Mortimer se résolut tout de même à guetter son départ, le lendemain matin... ne serait-ce que pour lui dire au revoir. Son bureau, au département des plans, était tout indiqué puisqu'il donnait directement sur l'aérodrome, aussi l'écossais marcha-t-il dans cette direction. Il entra dans la pièce, s'orienta dans la pénombre jusqu'à sa lourde table de travail, tira son fauteuil et s'y laissa tomber, face à la fenêtre. Au dehors, les faisceaux des projecteurs s'éteignirent un à un, plongeant Scaw-Fell dans une obscurité d'outre-tombe.

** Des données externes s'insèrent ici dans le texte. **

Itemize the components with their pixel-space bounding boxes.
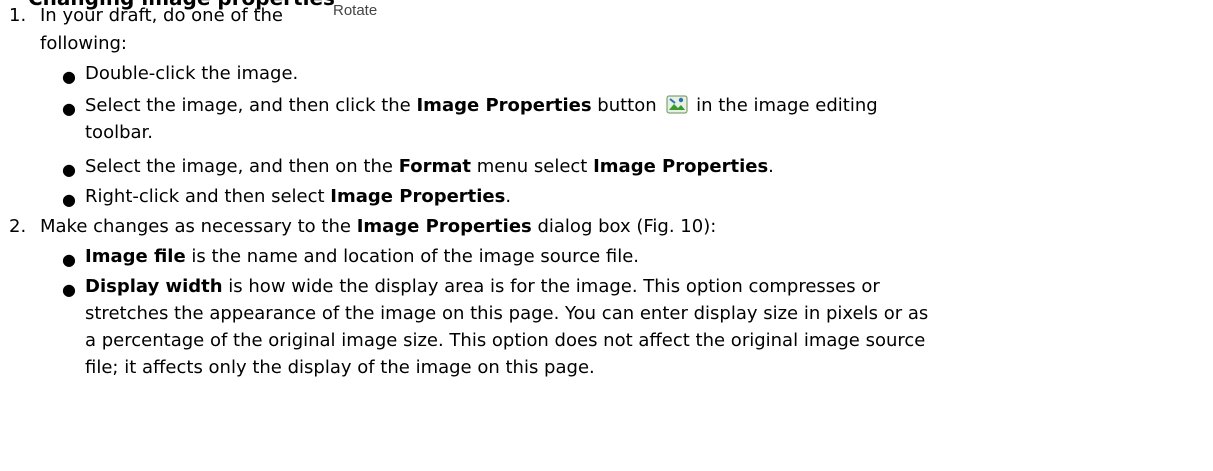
bullet-text: Right-click and then select Image Proper…	[85, 186, 512, 207]
step-text: Make changes as necessary to the Image P…	[40, 216, 717, 237]
bullet-icon: ●	[62, 190, 76, 209]
step-number: 1.	[9, 5, 27, 26]
bullet-text: Select the image, and then click the Ima…	[85, 95, 878, 116]
bullet-icon: ●	[62, 160, 76, 179]
bullet-icon: ●	[62, 67, 76, 86]
bullet-text-continued: toolbar.	[85, 122, 154, 143]
bullet-text: Double-click the image.	[85, 63, 299, 84]
bullet-text: Select the image, and then on the Format…	[85, 156, 774, 177]
step-text: In your draft, do one of the	[40, 5, 283, 26]
bullet-icon: ●	[62, 250, 76, 269]
bullet-text: Image file is the name and location of t…	[85, 246, 640, 267]
bullet-text-continued: stretches the appearance of the image on…	[85, 303, 929, 324]
document-page: Changing image properties Rotate 1. In y…	[0, 0, 1213, 471]
step-number: 2.	[9, 216, 27, 237]
bullet-text-continued: a percentage of the original image size.…	[85, 330, 926, 351]
step-text-continued: following:	[40, 33, 127, 54]
bullet-text-continued: file; it affects only the display of the…	[85, 357, 595, 378]
rotate-label: Rotate	[333, 2, 378, 19]
bullet-icon: ●	[62, 280, 76, 299]
bullet-icon: ●	[62, 99, 76, 118]
bullet-text: Display width is how wide the display ar…	[85, 276, 880, 297]
image-properties-icon	[666, 95, 688, 114]
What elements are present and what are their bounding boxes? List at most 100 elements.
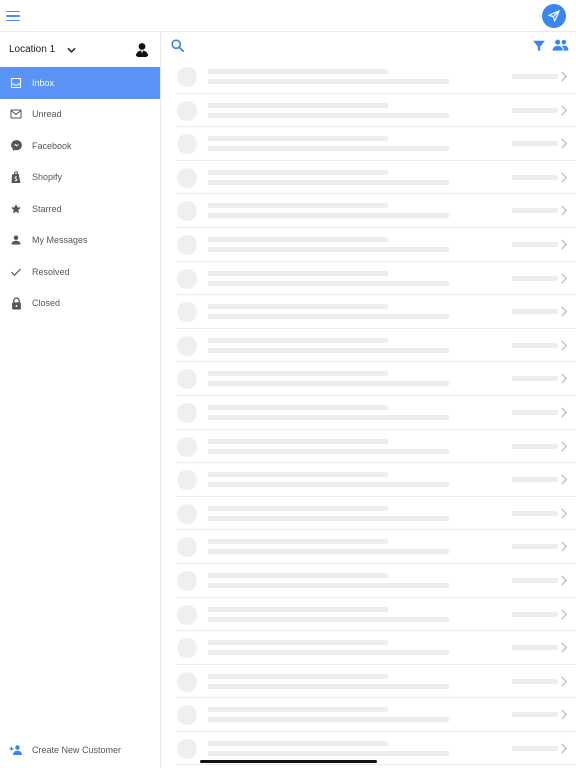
time-placeholder [512, 275, 558, 281]
chevron-right-icon [561, 575, 568, 586]
people-icon[interactable] [552, 38, 570, 54]
filter-icon[interactable] [532, 39, 546, 53]
list-item[interactable] [162, 329, 576, 363]
preview-placeholder [208, 582, 449, 588]
sidebar-item-label: Shopify [32, 172, 63, 183]
list-item[interactable] [162, 60, 576, 94]
search-icon[interactable] [170, 38, 186, 54]
list-item[interactable] [162, 228, 576, 262]
title-placeholder [208, 203, 388, 209]
location-label: Location 1 [9, 44, 56, 55]
time-placeholder [512, 577, 558, 583]
avatar-placeholder [177, 302, 197, 323]
chevron-right-icon [561, 340, 568, 351]
preview-placeholder [208, 717, 449, 723]
time-placeholder [512, 443, 558, 449]
conversation-panel [162, 32, 576, 768]
preview-placeholder [208, 683, 449, 689]
sidebar-item-label: Closed [32, 298, 61, 309]
list-item[interactable] [162, 295, 576, 329]
sidebar-item-label: Resolved [32, 266, 70, 277]
create-new-customer-button[interactable]: Create New Customer [0, 740, 160, 760]
list-item[interactable] [162, 665, 576, 699]
preview-placeholder [208, 381, 449, 387]
sidebar-item-closed[interactable]: Closed [0, 288, 160, 320]
chevron-right-icon [561, 508, 568, 519]
title-placeholder [208, 673, 388, 679]
title-placeholder [208, 572, 388, 578]
avatar-placeholder [177, 100, 197, 121]
sidebar-item-inbox[interactable]: Inbox [0, 67, 160, 99]
title-placeholder [208, 539, 388, 545]
avatar-placeholder [177, 234, 197, 255]
chevron-down-icon [67, 47, 76, 53]
star-icon [9, 202, 23, 216]
sidebar-item-starred[interactable]: Starred [0, 193, 160, 225]
time-placeholder [512, 745, 558, 751]
title-placeholder [208, 69, 388, 74]
avatar-placeholder [177, 201, 197, 222]
title-placeholder [208, 707, 388, 713]
avatar-placeholder [177, 436, 197, 457]
title-placeholder [208, 505, 388, 511]
shopify-bag-icon [9, 170, 23, 184]
list-item[interactable] [162, 161, 576, 195]
list-item[interactable] [162, 463, 576, 497]
title-placeholder [208, 337, 388, 343]
preview-placeholder [208, 750, 449, 756]
chevron-right-icon [561, 608, 568, 620]
title-placeholder [208, 102, 388, 108]
list-item[interactable] [162, 396, 576, 430]
avatar-placeholder [177, 335, 197, 356]
create-new-customer-label: Create New Customer [32, 745, 122, 755]
list-item[interactable] [162, 698, 576, 732]
preview-placeholder [208, 79, 449, 84]
list-item[interactable] [162, 497, 576, 531]
list-item[interactable] [162, 362, 576, 396]
title-placeholder [208, 136, 388, 142]
send-button[interactable] [542, 4, 566, 28]
list-item[interactable] [162, 194, 576, 228]
sidebar-item-unread[interactable]: Unread [0, 99, 160, 131]
list-item[interactable] [162, 530, 576, 564]
chevron-right-icon [561, 71, 568, 82]
hamburger-icon[interactable] [6, 8, 22, 24]
list-item[interactable] [162, 262, 576, 296]
chevron-right-icon [561, 541, 568, 552]
sidebar-item-my-messages[interactable]: My Messages [0, 225, 160, 257]
list-item[interactable] [162, 564, 576, 598]
inbox-icon [9, 76, 23, 90]
sidebar-item-resolved[interactable]: Resolved [0, 256, 160, 288]
list-item[interactable] [162, 631, 576, 665]
mail-icon [9, 107, 23, 121]
location-selector[interactable]: Location 1 [0, 32, 160, 67]
avatar-placeholder [177, 369, 197, 390]
chevron-right-icon [561, 676, 568, 687]
conversation-toolbar [162, 32, 576, 60]
preview-placeholder [208, 347, 449, 353]
title-placeholder [208, 236, 388, 242]
chevron-right-icon [561, 407, 568, 418]
person-icon [9, 233, 23, 247]
list-item[interactable] [162, 127, 576, 161]
avatar-placeholder [177, 671, 197, 692]
chevron-right-icon [561, 709, 568, 720]
list-item[interactable] [162, 94, 576, 128]
title-placeholder [208, 304, 388, 310]
add-person-icon [9, 743, 23, 757]
sidebar-item-label: Unread [32, 109, 62, 120]
avatar-placeholder [177, 503, 197, 524]
preview-placeholder [208, 549, 449, 555]
sidebar-item-facebook[interactable]: Facebook [0, 130, 160, 162]
messenger-icon [9, 139, 23, 153]
list-item[interactable] [162, 430, 576, 464]
time-placeholder [512, 712, 558, 718]
preview-placeholder [208, 179, 449, 185]
sidebar-item-shopify[interactable]: Shopify [0, 162, 160, 194]
list-item[interactable] [162, 598, 576, 632]
time-placeholder [512, 309, 558, 315]
preview-placeholder [208, 650, 449, 656]
avatar[interactable] [133, 40, 151, 58]
avatar-placeholder [177, 167, 197, 188]
sidebar-item-label: Starred [32, 203, 62, 214]
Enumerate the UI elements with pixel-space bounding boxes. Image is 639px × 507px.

Il avait l'impression qu'un brasier couvait dans ses veines et que son esprit fébrile bouillonnait ; son fauteuil de bureau était, de plus, suffisamment inconfortable pour l'empêcher de trouver le sommeil... Alors, en attendant que le jour se lève et qu'il puisse voir Lucy une dernière fois, Mortimer préféra se perdre dans le souvenir de leur baiser.

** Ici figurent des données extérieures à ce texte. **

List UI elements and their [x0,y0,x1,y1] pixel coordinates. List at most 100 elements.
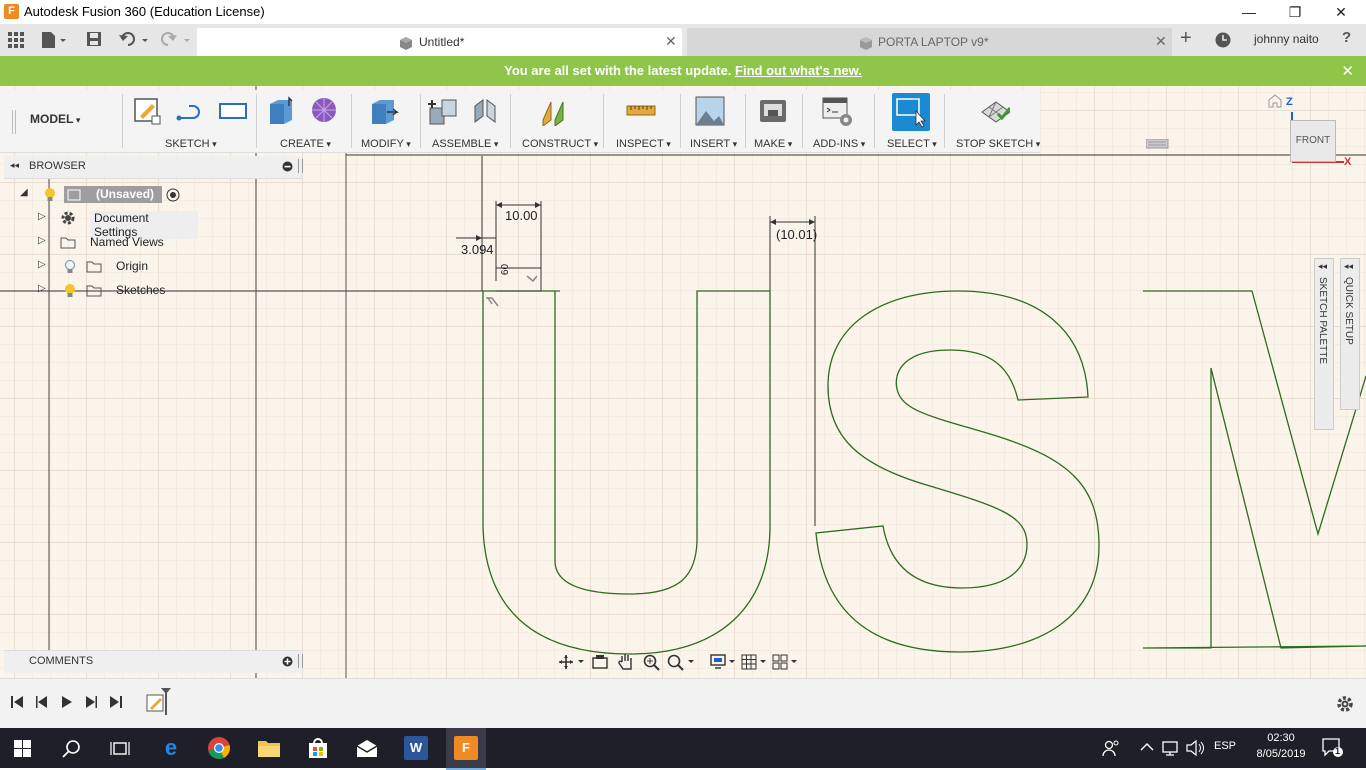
collapse-browser-icon[interactable]: ◂◂ [10,160,19,171]
assemble-menu[interactable]: ASSEMBLE [432,138,498,150]
input-language[interactable]: ESP [1214,740,1236,752]
timeline-marker[interactable] [160,687,172,717]
people-icon[interactable] [1102,739,1120,757]
notifications-button[interactable]: 1 [1322,738,1344,758]
orbit-icon[interactable] [558,654,586,670]
step-forward-icon[interactable] [84,695,98,709]
measure-icon[interactable] [626,96,656,126]
whats-new-link[interactable]: Find out what's new. [735,63,862,78]
inspect-menu[interactable]: INSPECT [616,138,671,150]
go-to-end-icon[interactable] [109,695,123,709]
sketch-menu[interactable]: SKETCH [165,138,217,150]
fusion-taskbar-button[interactable]: F [446,728,486,770]
minimize-panel-icon[interactable] [282,161,293,172]
form-icon[interactable] [310,96,340,126]
workspace-switcher[interactable]: MODEL [30,112,80,126]
dimension-label[interactable]: 10.00 [505,208,538,223]
tab-porta-laptop[interactable]: PORTA LAPTOP v9* ✕ [687,28,1172,56]
file-menu-icon[interactable] [40,31,68,49]
minimize-button[interactable]: — [1226,0,1272,24]
timeline-settings-gear-icon[interactable] [1336,695,1354,713]
comments-panel[interactable]: COMMENTS [4,650,303,673]
keyboard-icon[interactable] [1146,139,1170,149]
create-sketch-icon[interactable] [132,96,162,126]
help-icon[interactable]: ? [1342,29,1351,46]
banner-close-icon[interactable]: ✕ [1341,62,1354,80]
stop-sketch-menu[interactable]: STOP SKETCH [956,138,1040,150]
toolbar-grip[interactable] [12,110,16,134]
tab-close-icon[interactable]: ✕ [1155,33,1167,50]
line-icon[interactable] [175,96,205,126]
construct-menu[interactable]: CONSTRUCT [522,138,598,150]
browser-item-sketches[interactable]: ▷ Sketches [38,280,198,302]
add-comment-icon[interactable] [282,656,293,667]
chevron-up-icon[interactable] [1140,742,1154,752]
fit-zoom-icon[interactable] [667,654,697,672]
mail-icon[interactable] [355,738,379,758]
volume-icon[interactable] [1186,739,1206,757]
viewports-icon[interactable] [772,654,800,670]
search-icon[interactable] [62,739,82,759]
expand-triangle-icon[interactable]: ▷ [38,259,46,270]
sketch-palette-tab[interactable]: ◂◂ SKETCH PALETTE [1314,258,1334,430]
create-menu[interactable]: CREATE [280,138,331,150]
restore-button[interactable]: ❐ [1272,0,1318,24]
activate-radio-icon[interactable] [166,188,180,202]
save-icon[interactable] [86,31,102,47]
panel-grip[interactable] [298,159,303,173]
data-panel-grid-icon[interactable] [8,32,24,48]
viewcube-front[interactable]: FRONT [1290,120,1336,162]
user-account-menu[interactable]: johnny naito [1254,32,1319,46]
windows-start-icon[interactable] [14,740,32,758]
look-at-icon[interactable] [592,654,608,670]
network-icon[interactable] [1162,739,1182,757]
pan-hand-icon[interactable] [618,653,634,671]
extrude-icon[interactable] [267,96,297,126]
rectangle-icon[interactable] [218,96,248,126]
microsoft-store-icon[interactable] [306,736,330,760]
zoom-icon[interactable] [643,654,661,672]
browser-header[interactable]: ◂◂ BROWSER [4,156,303,179]
select-tool-button[interactable] [892,93,930,131]
word-app-icon[interactable]: W [404,736,428,760]
expand-triangle-icon[interactable]: ▷ [38,283,46,294]
browser-root-row[interactable]: ◢ (Unsaved) [18,184,198,206]
clock-time[interactable]: 02:30 [1250,732,1312,744]
scripts-addins-icon[interactable] [822,96,852,126]
redo-icon[interactable] [160,31,192,49]
undo-icon[interactable] [118,31,150,49]
expand-triangle-icon[interactable]: ▷ [38,235,46,246]
quick-setup-tab[interactable]: ◂◂ QUICK SETUP [1340,258,1360,410]
tab-close-icon[interactable]: ✕ [665,33,677,50]
collapse-icon[interactable]: ◂◂ [1344,261,1353,272]
clock-date[interactable]: 8/05/2019 [1250,748,1312,760]
insert-canvas-icon[interactable] [695,96,725,126]
3d-print-icon[interactable] [758,96,788,126]
select-menu[interactable]: SELECT [887,138,937,150]
press-pull-icon[interactable] [369,96,399,126]
play-icon[interactable] [60,695,74,709]
display-settings-icon[interactable] [710,654,738,670]
add-ins-menu[interactable]: ADD-INS [813,138,865,150]
panel-grip[interactable] [298,654,303,668]
joint-icon[interactable] [471,96,501,126]
modify-menu[interactable]: MODIFY [361,138,411,150]
home-view-icon[interactable] [1268,94,1282,108]
task-view-icon[interactable] [110,739,130,759]
go-to-start-icon[interactable] [10,695,24,709]
step-back-icon[interactable] [35,695,49,709]
close-window-button[interactable]: ✕ [1318,0,1364,24]
dimension-label[interactable]: 60 [500,264,511,275]
make-menu[interactable]: MAKE [754,138,792,150]
insert-menu[interactable]: INSERT [690,138,737,150]
expand-triangle-icon[interactable]: ▷ [38,211,46,222]
job-status-clock-icon[interactable] [1214,31,1232,49]
collapse-triangle-icon[interactable]: ◢ [20,187,28,198]
lightbulb-icon[interactable] [44,187,56,203]
dimension-label[interactable]: (10.01) [776,227,817,242]
stop-sketch-icon[interactable] [980,96,1010,126]
lightbulb-icon[interactable] [64,283,76,299]
browser-item-document-settings[interactable]: ▷ Document Settings [38,208,198,239]
chrome-browser-icon[interactable] [207,736,231,760]
tab-untitled[interactable]: Untitled* ✕ [197,28,682,56]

Quelques heures plus tard cependant, lorsqu'il s'éveilla en sursaut, la nuque ankylosée, les épaules et les bras engourdis, la chemise froissée, l'aube teintait le ciel d'Écosse de chaudes nuances dorées, et l'Avro York, dans un hurlement de rotors, s'engageait sur la piste de décollage.
– Good Lord ! s'exclama-t-il en bondissant de son fauteuil.
À cet instant, Jim fit irruption dans le bureau, essoufflé.
– Professeur ! haleta-t-il. On vous a cherché partout... Lucy voudrait vous... oh, mince !
Au désespoir, Mortimer ne put que regarder l'avion s'arracher au sol bitumeux, ses pales projetant leur ombre sur l'aérodrome.